Les sorciers “tiktokés” prospèrent au Sénégal

Une jeune fille se balance compulsivement à même le sol sableux. Dressé devant elle, Karamba scande des incantations pour enjoindre aux esprits de la guérir, pendant qu’elle hurle en se frappant la poitrine, dans une lutte apparemment de plus en plus violente contre ses démons intérieurs.

Ces images totalisent 33 000 vues sur le compte TikTok de Karamba.
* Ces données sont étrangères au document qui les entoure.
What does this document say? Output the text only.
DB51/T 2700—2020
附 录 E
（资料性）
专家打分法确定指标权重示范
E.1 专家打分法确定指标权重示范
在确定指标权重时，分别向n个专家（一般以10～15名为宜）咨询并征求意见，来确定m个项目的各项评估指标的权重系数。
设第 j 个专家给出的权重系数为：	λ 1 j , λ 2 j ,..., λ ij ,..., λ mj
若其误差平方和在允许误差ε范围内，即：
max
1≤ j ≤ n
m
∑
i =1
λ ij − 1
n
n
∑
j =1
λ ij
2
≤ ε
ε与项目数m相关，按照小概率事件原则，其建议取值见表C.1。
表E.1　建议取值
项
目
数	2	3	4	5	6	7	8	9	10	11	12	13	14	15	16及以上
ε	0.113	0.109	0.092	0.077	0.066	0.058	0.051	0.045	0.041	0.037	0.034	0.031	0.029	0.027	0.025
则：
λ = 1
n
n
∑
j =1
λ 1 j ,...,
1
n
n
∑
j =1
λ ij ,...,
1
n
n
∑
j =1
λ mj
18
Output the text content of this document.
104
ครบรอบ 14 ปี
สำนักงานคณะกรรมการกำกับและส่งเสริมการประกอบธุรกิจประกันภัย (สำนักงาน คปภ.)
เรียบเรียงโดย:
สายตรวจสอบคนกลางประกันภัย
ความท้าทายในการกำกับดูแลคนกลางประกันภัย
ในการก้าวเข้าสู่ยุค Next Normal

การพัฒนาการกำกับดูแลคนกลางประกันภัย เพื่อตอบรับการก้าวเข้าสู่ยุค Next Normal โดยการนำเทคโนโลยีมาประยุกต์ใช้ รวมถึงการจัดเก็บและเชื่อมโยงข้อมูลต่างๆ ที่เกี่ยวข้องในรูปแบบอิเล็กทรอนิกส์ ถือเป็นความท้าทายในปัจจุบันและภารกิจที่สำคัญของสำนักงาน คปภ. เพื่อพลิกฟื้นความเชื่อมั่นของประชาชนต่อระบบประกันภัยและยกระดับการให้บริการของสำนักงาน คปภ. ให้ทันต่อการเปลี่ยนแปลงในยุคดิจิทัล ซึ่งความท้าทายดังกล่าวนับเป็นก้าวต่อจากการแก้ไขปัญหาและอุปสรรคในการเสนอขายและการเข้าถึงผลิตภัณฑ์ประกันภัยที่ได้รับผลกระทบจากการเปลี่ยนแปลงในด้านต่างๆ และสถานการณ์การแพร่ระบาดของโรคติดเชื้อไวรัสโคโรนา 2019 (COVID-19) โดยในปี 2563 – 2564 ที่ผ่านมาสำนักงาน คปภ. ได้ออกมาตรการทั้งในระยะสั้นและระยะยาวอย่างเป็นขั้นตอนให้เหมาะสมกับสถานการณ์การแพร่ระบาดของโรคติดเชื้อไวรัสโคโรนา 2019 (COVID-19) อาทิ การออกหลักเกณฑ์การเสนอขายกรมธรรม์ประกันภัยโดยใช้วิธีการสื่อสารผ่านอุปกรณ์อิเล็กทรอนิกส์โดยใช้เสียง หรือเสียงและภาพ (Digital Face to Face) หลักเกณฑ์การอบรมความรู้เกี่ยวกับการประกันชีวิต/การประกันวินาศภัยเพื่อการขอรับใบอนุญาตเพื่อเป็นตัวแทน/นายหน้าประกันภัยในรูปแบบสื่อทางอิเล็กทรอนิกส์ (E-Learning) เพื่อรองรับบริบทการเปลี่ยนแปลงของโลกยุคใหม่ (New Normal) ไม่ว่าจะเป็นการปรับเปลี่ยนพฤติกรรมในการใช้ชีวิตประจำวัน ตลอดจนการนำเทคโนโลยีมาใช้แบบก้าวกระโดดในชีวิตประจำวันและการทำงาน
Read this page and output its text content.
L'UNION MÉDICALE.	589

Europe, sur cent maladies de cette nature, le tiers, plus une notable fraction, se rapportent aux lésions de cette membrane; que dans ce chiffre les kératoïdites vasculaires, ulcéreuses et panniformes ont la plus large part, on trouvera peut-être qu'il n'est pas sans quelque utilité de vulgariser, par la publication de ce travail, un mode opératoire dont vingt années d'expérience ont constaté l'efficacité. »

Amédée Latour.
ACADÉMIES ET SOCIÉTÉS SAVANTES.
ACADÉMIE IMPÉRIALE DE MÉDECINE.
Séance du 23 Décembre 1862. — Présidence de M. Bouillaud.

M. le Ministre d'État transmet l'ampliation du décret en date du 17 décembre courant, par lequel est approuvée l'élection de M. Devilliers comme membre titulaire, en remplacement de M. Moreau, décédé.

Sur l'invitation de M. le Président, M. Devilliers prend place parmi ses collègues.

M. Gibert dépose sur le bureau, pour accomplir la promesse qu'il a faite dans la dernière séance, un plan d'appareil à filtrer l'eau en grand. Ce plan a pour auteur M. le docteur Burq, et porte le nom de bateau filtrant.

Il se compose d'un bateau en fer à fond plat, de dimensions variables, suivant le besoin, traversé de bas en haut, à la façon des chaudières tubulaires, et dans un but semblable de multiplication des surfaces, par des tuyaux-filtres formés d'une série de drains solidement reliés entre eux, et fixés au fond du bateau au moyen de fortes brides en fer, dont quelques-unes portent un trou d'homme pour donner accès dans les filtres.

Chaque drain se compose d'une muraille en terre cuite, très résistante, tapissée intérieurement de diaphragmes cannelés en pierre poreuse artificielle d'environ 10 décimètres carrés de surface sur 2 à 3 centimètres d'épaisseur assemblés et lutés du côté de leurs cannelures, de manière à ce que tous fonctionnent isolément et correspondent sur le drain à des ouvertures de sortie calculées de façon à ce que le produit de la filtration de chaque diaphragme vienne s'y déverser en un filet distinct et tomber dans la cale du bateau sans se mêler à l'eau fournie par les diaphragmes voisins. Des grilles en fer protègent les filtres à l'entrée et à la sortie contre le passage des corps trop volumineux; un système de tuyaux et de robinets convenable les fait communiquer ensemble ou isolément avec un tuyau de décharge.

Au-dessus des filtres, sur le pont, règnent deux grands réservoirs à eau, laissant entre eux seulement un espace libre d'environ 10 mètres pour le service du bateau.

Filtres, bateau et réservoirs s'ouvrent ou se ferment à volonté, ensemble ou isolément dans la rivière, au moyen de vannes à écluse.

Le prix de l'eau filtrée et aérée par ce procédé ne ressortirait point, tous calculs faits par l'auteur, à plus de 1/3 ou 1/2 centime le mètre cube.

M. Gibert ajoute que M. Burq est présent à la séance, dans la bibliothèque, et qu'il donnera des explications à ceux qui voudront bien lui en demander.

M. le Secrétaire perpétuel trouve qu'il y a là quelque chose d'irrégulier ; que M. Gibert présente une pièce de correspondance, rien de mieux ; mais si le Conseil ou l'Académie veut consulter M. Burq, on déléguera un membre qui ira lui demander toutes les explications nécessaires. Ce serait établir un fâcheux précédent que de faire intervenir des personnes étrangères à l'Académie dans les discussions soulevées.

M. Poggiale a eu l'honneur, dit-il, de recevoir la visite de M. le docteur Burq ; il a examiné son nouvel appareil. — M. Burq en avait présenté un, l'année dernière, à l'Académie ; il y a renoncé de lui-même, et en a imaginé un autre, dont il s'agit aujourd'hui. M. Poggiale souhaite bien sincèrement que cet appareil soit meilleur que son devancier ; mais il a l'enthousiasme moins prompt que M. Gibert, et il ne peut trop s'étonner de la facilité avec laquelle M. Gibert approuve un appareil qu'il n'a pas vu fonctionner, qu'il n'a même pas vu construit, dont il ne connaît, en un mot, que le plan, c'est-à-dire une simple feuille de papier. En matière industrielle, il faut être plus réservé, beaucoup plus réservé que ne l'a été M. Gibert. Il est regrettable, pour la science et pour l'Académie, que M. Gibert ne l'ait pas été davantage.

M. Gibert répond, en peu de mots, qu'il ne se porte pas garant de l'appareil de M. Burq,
Elles sont parfaitement représentatives du contenu qu’il partage avec ses milliers d’abonnés : ces vidéos lui servent à prouver l’étendue de son pouvoir sur les esprits et les djinns [esprits ou créatures immatérielles dans l’islam] – un outil marketing dans l’air du temps.

Escroqueries en ligne

Karamba est sorcier guérisseur et contrôlerait, selon ses dires, plus de 600 000 esprits, avec lesquels il pourrait faire ce qu’il veut : guérir des malades, raviver la flamme des passions amoureuses, et faire décoller des carrières.

“Je partage des images de mon travail pour montrer ce dont je suis capable, explique-t-il. Internet ne ment pas.” Ses clients viennent le voir après avoir regardé ses vidéos. Il dit même avoir reçu la visite d’Américains.

Karamba, Cheikh Diop de son vrai nom, rassemble 220 000 abonnées rien que sur TikTok, et publie aussi des vidéos sur YouTube et Instagram. Son utilisation astucieuse des réseaux sociaux a permis à ce quadragénaire d’amasser une petite fortune ; il vit désormais dans une villa de trois étages avec plusieurs dizaines de chambres.

Au Sénégal, les guérisseurs traditionnels comme Karamba sont légion. On les appelle “marabouts” ou “tradipraticiens”.

Dans un pays où l’offre de soins est clairsemée, onéreuse et de piètre qualité, consulter un guérisseur est souvent le premier réflexe quand on tombe malade. Les superstitions et le manque d’instruction viennent également gonfler les rangs des patients.

En Europe comme aux États-Unis, les réseaux sociaux ont encouragé la désinformation et les escroqueries autour des enjeux de santé. Et le phénomène ne se limite pas à l’Occident : le développement de ces plateformes est une aubaine pour les charlatans du monde entier, y compris en Afrique.